病院には連絡したの?と聞くと、「連絡していない」と言って、わたしの気持ちも不安です。
(母のLINEより)
母から連絡があった時点で、
血尿が出てからすでに4日経っていました。わたしは、ちょうど出勤途中の電車の中で、また不安でいっぱいになりました。
実はこの父の血尿
3月31日から続いており、
5月10日から3日間の検査入院では
一時的に止まっていたんです。
そのため止まっていたように見えていた
血尿がまた出てきたことになります。
父から毎回トイレにいく度
真っ赤になるのが嫌だと聞いていたので、
また血尿が出て不安だろうと父の気持ちを考えると辛くなりました。
そして、コロナの影響でベッドの空きがなく
すぐに治療をはじめる必要はあるが、空いたらすぐに連絡しますと父は病院からの電話を自宅で待っていたときでした。
でも、
なぜ父はこの状況を病院にすぐ
伝えないの?
どうして?
血が出てるのに、なんで?
と父への疑問も沸きました。
再び不安の感情に飲み込まれそうになりながらも、今自分は父のことでとても不安なんだという気持ちをしっかり受けとめ、自分を落ち着かせながら仕事の合間で母へ父の様子を確認しました。
母からの話だと、父は頑なに病院へ連絡する様子ではなく、これは心配と仕事が終わった後すぐ父へ電話をしました。
この電話の際に、
わたしが意識したことがあります。
それは、
自分にも相手にも思いやりを持って
自分のニーズを表現する
NVCというスキル。
(Nonviolent Communication=非暴力コミュニケーション)
ちょうど直前にわたしが学んでいるオンラインサロンで先生から講義があり、きっとこのスキルが大切だと思い出しました。
このスキルには順番があり、
次のようなプロセスをふみます。
観察→感情→ニーズ→リクエスト
①観察
観察では、まず父の血尿の具合や病院に行かない選択をしている考えを聞きました。
父は、次のことを話してくれました。
・3月末に血尿が出たときも病院は何も手当てをしてくれなかった。だから今回連絡しても手当てはしてくれないだろう。
・ベッドの空き待ちだから、連絡してもすぐに入れるわけではない。だから連絡しても家で待ってる状況は変わらないだろう。
わたしは、とにかく父のことばを否定せずに「お父さんはそう考えているんだね。」とまず受けとめました。
②感情
感情では、父からの考えを聞いてみてわたしが感じている気持ちを素直に伝えてみました。
「また血が出てるけど、病院はお父さんの体の状況を知らないのは、すごい私は嫌だし心配だよ。それにこのまま出続けて、もし倒れたり具合が悪くなったら嫌だからさ~」
普段父へ気持ちをストレートに伝えることがないので、少し恥ずかしさもあり遠慮ぎみでしたが真っ直ぐに伝えました。
③ニーズ
感情の裏にある理由を伝えました。
「◯◯(孫の名前)もわたしも、●●(夫の名前)もお父さんには長生きしてほしいからさ。
状況が変わらないかもしれないけど、
細かい変化やお父さんの気持ちも、なんでも病院に伝えてほしい。
それによって順番待ちが繰り上がることもあるかもしれないし、待つだけだったら急患が入ってきたときに、もっと待つことにもなるかもしれないよ。」
④リクエスト
父にどう行動してほしいか、
強要しない言い方を意識して伝えました。
「今日すぐにじゃなくても、明日病院に状況だけでも伝えてみたら。」
父は、わたしの話を全部聞いてはくれたものの、う~ん…う~ん…と唸りながら「医大病院だし大きいからすぐ動くのは難しいんじゃないか。電話も取り次いでくれるまで、こないだは大変で」としばらく後ろ向きでした。

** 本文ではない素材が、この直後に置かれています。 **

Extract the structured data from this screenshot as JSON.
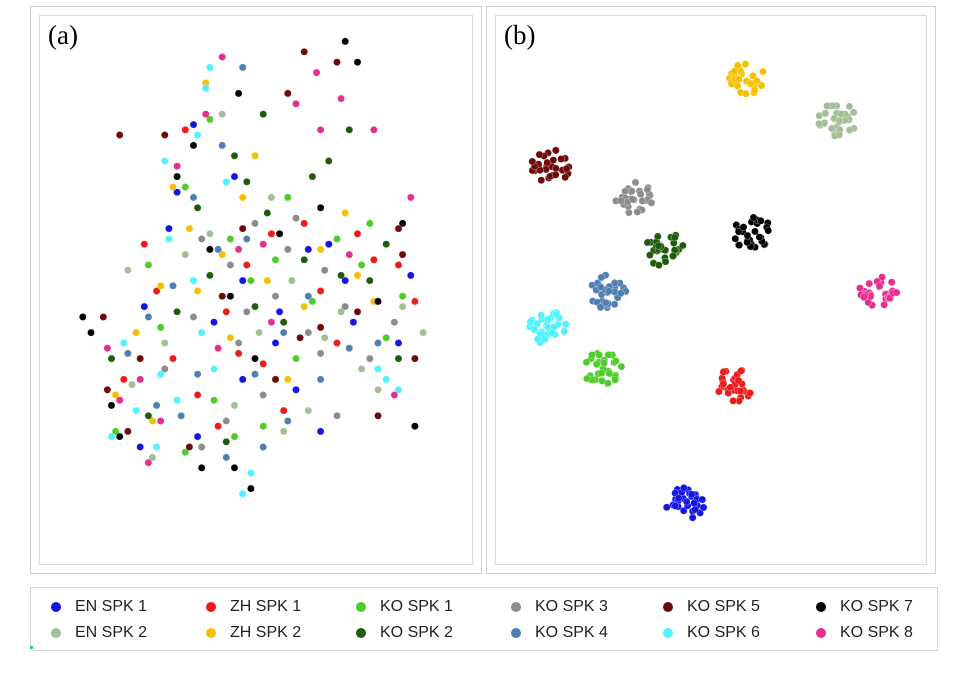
{
  "panels": [
    {
      "label": "(a)"
    },
    {
      "label": "(b)"
    }
  ],
  "legend": [
    {
      "key": "EN1",
      "label": "EN SPK 1",
      "color": "#1515e6"
    },
    {
      "key": "ZH1",
      "label": "ZH SPK 1",
      "color": "#ee1b1b"
    },
    {
      "key": "KO1",
      "label": "KO SPK 1",
      "color": "#4dcc2a"
    },
    {
      "key": "KO3",
      "label": "KO SPK 3",
      "color": "#8c8c8c"
    },
    {
      "key": "KO5",
      "label": "KO SPK 5",
      "color": "#6e0a0a"
    },
    {
      "key": "KO7",
      "label": "KO SPK 7",
      "color": "#000000"
    },
    {
      "key": "EN2",
      "label": "EN SPK 2",
      "color": "#a3bf96"
    },
    {
      "key": "ZH2",
      "label": "ZH SPK 2",
      "color": "#f5c000"
    },
    {
      "key": "KO2",
      "label": "KO SPK 2",
      "color": "#1f5c0a"
    },
    {
      "key": "KO4",
      "label": "KO SPK 4",
      "color": "#4f7fb3"
    },
    {
      "key": "KO6",
      "label": "KO SPK 6",
      "color": "#4ff2ff"
    },
    {
      "key": "KO8",
      "label": "KO SPK 8",
      "color": "#e62e91"
    }
  ],
  "chart_data": [
    {
      "type": "scatter",
      "title": "(a)",
      "xlabel": "",
      "ylabel": "",
      "description_axis": "t-SNE embedding, no axes shown",
      "xlim": [
        0,
        100
      ],
      "ylim": [
        0,
        100
      ],
      "series": [
        {
          "name": "EN SPK 1",
          "points": [
            [
              35,
              82
            ],
            [
              31,
              69
            ],
            [
              47,
              52
            ],
            [
              68,
              59
            ],
            [
              23,
              47
            ],
            [
              40,
              44
            ],
            [
              55,
              40
            ],
            [
              74,
              44
            ],
            [
              85,
              40
            ],
            [
              60,
              31
            ],
            [
              66,
              23
            ],
            [
              47,
              33
            ],
            [
              36,
              22
            ],
            [
              88,
              53
            ],
            [
              22,
              20
            ],
            [
              56,
              46
            ],
            [
              72,
              52
            ],
            [
              63,
              58
            ],
            [
              29,
              62
            ],
            [
              45,
              72
            ]
          ]
        },
        {
          "name": "EN SPK 2",
          "points": [
            [
              13,
              45
            ],
            [
              20,
              32
            ],
            [
              33,
              57
            ],
            [
              54,
              68
            ],
            [
              67,
              41
            ],
            [
              86,
              47
            ],
            [
              45,
              28
            ],
            [
              19,
              54
            ],
            [
              76,
              35
            ],
            [
              59,
              52
            ],
            [
              39,
              61
            ],
            [
              51,
              42
            ],
            [
              28,
              40
            ],
            [
              71,
              46
            ],
            [
              63,
              27
            ],
            [
              42,
              84
            ],
            [
              80,
              31
            ],
            [
              25,
              18
            ],
            [
              91,
              42
            ],
            [
              57,
              23
            ]
          ]
        },
        {
          "name": "ZH SPK 1",
          "points": [
            [
              33,
              81
            ],
            [
              18,
              33
            ],
            [
              43,
              46
            ],
            [
              62,
              63
            ],
            [
              79,
              56
            ],
            [
              52,
              36
            ],
            [
              26,
              50
            ],
            [
              70,
              40
            ],
            [
              48,
              55
            ],
            [
              36,
              30
            ],
            [
              57,
              27
            ],
            [
              41,
              24
            ],
            [
              89,
              48
            ],
            [
              66,
              50
            ],
            [
              23,
              59
            ],
            [
              75,
              61
            ],
            [
              30,
              37
            ],
            [
              54,
              61
            ],
            [
              85,
              55
            ],
            [
              46,
              38
            ]
          ]
        },
        {
          "name": "ZH SPK 2",
          "points": [
            [
              38,
              90
            ],
            [
              27,
              51
            ],
            [
              47,
              68
            ],
            [
              42,
              57
            ],
            [
              25,
              25
            ],
            [
              34,
              62
            ],
            [
              62,
              47
            ],
            [
              72,
              65
            ],
            [
              79,
              48
            ],
            [
              53,
              52
            ],
            [
              44,
              41
            ],
            [
              16,
              30
            ],
            [
              58,
              33
            ],
            [
              30,
              70
            ],
            [
              66,
              58
            ],
            [
              40,
              35
            ],
            [
              21,
              42
            ],
            [
              50,
              76
            ],
            [
              75,
              53
            ],
            [
              36,
              50
            ]
          ]
        },
        {
          "name": "KO SPK 1",
          "points": [
            [
              39,
              83
            ],
            [
              33,
              70
            ],
            [
              44,
              60
            ],
            [
              58,
              68
            ],
            [
              27,
              43
            ],
            [
              49,
              52
            ],
            [
              64,
              48
            ],
            [
              76,
              55
            ],
            [
              82,
              41
            ],
            [
              16,
              23
            ],
            [
              52,
              24
            ],
            [
              40,
              29
            ],
            [
              70,
              60
            ],
            [
              60,
              37
            ],
            [
              24,
              55
            ],
            [
              86,
              49
            ],
            [
              45,
              22
            ],
            [
              33,
              19
            ],
            [
              78,
              63
            ],
            [
              55,
              56
            ]
          ]
        },
        {
          "name": "KO SPK 2",
          "points": [
            [
              52,
              84
            ],
            [
              73,
              81
            ],
            [
              64,
              72
            ],
            [
              53,
              65
            ],
            [
              48,
              71
            ],
            [
              39,
              53
            ],
            [
              62,
              56
            ],
            [
              71,
              53
            ],
            [
              15,
              37
            ],
            [
              43,
              21
            ],
            [
              50,
              47
            ],
            [
              78,
              52
            ],
            [
              68,
              75
            ],
            [
              24,
              26
            ],
            [
              36,
              66
            ],
            [
              57,
              44
            ],
            [
              85,
              37
            ],
            [
              31,
              46
            ],
            [
              45,
              76
            ],
            [
              82,
              59
            ]
          ]
        },
        {
          "name": "KO SPK 3",
          "points": [
            [
              48,
              46
            ],
            [
              44,
              55
            ],
            [
              67,
              54
            ],
            [
              37,
              60
            ],
            [
              55,
              49
            ],
            [
              78,
              37
            ],
            [
              63,
              42
            ],
            [
              70,
              26
            ],
            [
              43,
              25
            ],
            [
              37,
              20
            ],
            [
              50,
              63
            ],
            [
              58,
              58
            ],
            [
              28,
              35
            ],
            [
              72,
              47
            ],
            [
              35,
              45
            ],
            [
              84,
              44
            ],
            [
              66,
              38
            ],
            [
              46,
              40
            ],
            [
              60,
              64
            ],
            [
              52,
              30
            ]
          ]
        },
        {
          "name": "KO SPK 4",
          "points": [
            [
              47,
              93
            ],
            [
              42,
              78
            ],
            [
              30,
              51
            ],
            [
              57,
              42
            ],
            [
              36,
              34
            ],
            [
              26,
              28
            ],
            [
              43,
              18
            ],
            [
              66,
              33
            ],
            [
              52,
              20
            ],
            [
              35,
              68
            ],
            [
              19,
              38
            ],
            [
              63,
              49
            ],
            [
              50,
              34
            ],
            [
              73,
              39
            ],
            [
              24,
              45
            ],
            [
              41,
              58
            ],
            [
              58,
              25
            ],
            [
              32,
              26
            ],
            [
              48,
              60
            ],
            [
              80,
              40
            ]
          ]
        },
        {
          "name": "KO SPK 5",
          "points": [
            [
              62,
              96
            ],
            [
              70,
              94
            ],
            [
              58,
              88
            ],
            [
              17,
              80
            ],
            [
              28,
              80
            ],
            [
              19,
              23
            ],
            [
              80,
              26
            ],
            [
              86,
              57
            ],
            [
              13,
              45
            ],
            [
              22,
              37
            ],
            [
              14,
              31
            ],
            [
              42,
              49
            ],
            [
              61,
              41
            ],
            [
              85,
              62
            ],
            [
              75,
              46
            ],
            [
              34,
              20
            ],
            [
              47,
              62
            ],
            [
              55,
              33
            ],
            [
              89,
              37
            ],
            [
              66,
              43
            ]
          ]
        },
        {
          "name": "KO SPK 6",
          "points": [
            [
              39,
              93
            ],
            [
              38,
              89
            ],
            [
              36,
              80
            ],
            [
              28,
              75
            ],
            [
              29,
              60
            ],
            [
              40,
              35
            ],
            [
              18,
              40
            ],
            [
              27,
              34
            ],
            [
              21,
              27
            ],
            [
              15,
              22
            ],
            [
              85,
              31
            ],
            [
              47,
              11
            ],
            [
              35,
              52
            ],
            [
              80,
              35
            ],
            [
              31,
              29
            ],
            [
              37,
              42
            ],
            [
              26,
              20
            ],
            [
              43,
              71
            ],
            [
              82,
              33
            ],
            [
              49,
              15
            ]
          ]
        },
        {
          "name": "KO SPK 7",
          "points": [
            [
              72,
              98
            ],
            [
              75,
              94
            ],
            [
              46,
              88
            ],
            [
              35,
              78
            ],
            [
              31,
              72
            ],
            [
              39,
              58
            ],
            [
              44,
              49
            ],
            [
              50,
              37
            ],
            [
              86,
              63
            ],
            [
              8,
              45
            ],
            [
              10,
              42
            ],
            [
              15,
              28
            ],
            [
              37,
              16
            ],
            [
              49,
              12
            ],
            [
              89,
              24
            ],
            [
              17,
              22
            ],
            [
              45,
              16
            ],
            [
              80,
              48
            ],
            [
              56,
              61
            ],
            [
              66,
              66
            ]
          ]
        },
        {
          "name": "KO SPK 8",
          "points": [
            [
              42,
              95
            ],
            [
              65,
              92
            ],
            [
              66,
              81
            ],
            [
              79,
              81
            ],
            [
              31,
              74
            ],
            [
              14,
              39
            ],
            [
              17,
              29
            ],
            [
              24,
              17
            ],
            [
              88,
              68
            ],
            [
              84,
              30
            ],
            [
              52,
              59
            ],
            [
              38,
              84
            ],
            [
              60,
              86
            ],
            [
              27,
              25
            ],
            [
              73,
              57
            ],
            [
              46,
              58
            ],
            [
              22,
              33
            ],
            [
              54,
              44
            ],
            [
              71,
              87
            ],
            [
              41,
              39
            ]
          ]
        }
      ]
    },
    {
      "type": "scatter",
      "title": "(b)",
      "xlabel": "",
      "ylabel": "",
      "description_axis": "t-SNE embedding, no axes shown; speakers form distinct clusters",
      "xlim": [
        0,
        100
      ],
      "ylim": [
        0,
        100
      ],
      "clusters": [
        {
          "name": "ZH SPK 2",
          "center": [
            58,
            91
          ]
        },
        {
          "name": "EN SPK 2",
          "center": [
            80,
            83
          ]
        },
        {
          "name": "KO SPK 5",
          "center": [
            12,
            74
          ]
        },
        {
          "name": "KO SPK 3",
          "center": [
            32,
            68
          ]
        },
        {
          "name": "KO SPK 7",
          "center": [
            60,
            61
          ]
        },
        {
          "name": "KO SPK 2",
          "center": [
            39,
            58
          ]
        },
        {
          "name": "KO SPK 8",
          "center": [
            90,
            50
          ]
        },
        {
          "name": "KO SPK 4",
          "center": [
            25,
            50
          ]
        },
        {
          "name": "KO SPK 6",
          "center": [
            11,
            43
          ]
        },
        {
          "name": "KO SPK 1",
          "center": [
            24,
            35
          ]
        },
        {
          "name": "ZH SPK 1",
          "center": [
            56,
            32
          ]
        },
        {
          "name": "EN SPK 1",
          "center": [
            44,
            9
          ]
        }
      ]
    }
  ]
}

そうだったんだね、それは大変だったね。と、しっかり共感のことばをかけ、父の気持ちを受けとめることにまた専念しました。
最後には、
「今回の転移についても詳しく知りたいし、娘だと信じてくれるか分からないけど、
私から病院に電話して血尿について伝えてみようかな。」というと、
それが父にとっては気が楽だったようで、
一旦承諾してくれました。
しかし、気持ちが晴れたからなのか
「明日電話してみるよ」と最終的には父自ら言ってくれて電話を切りました。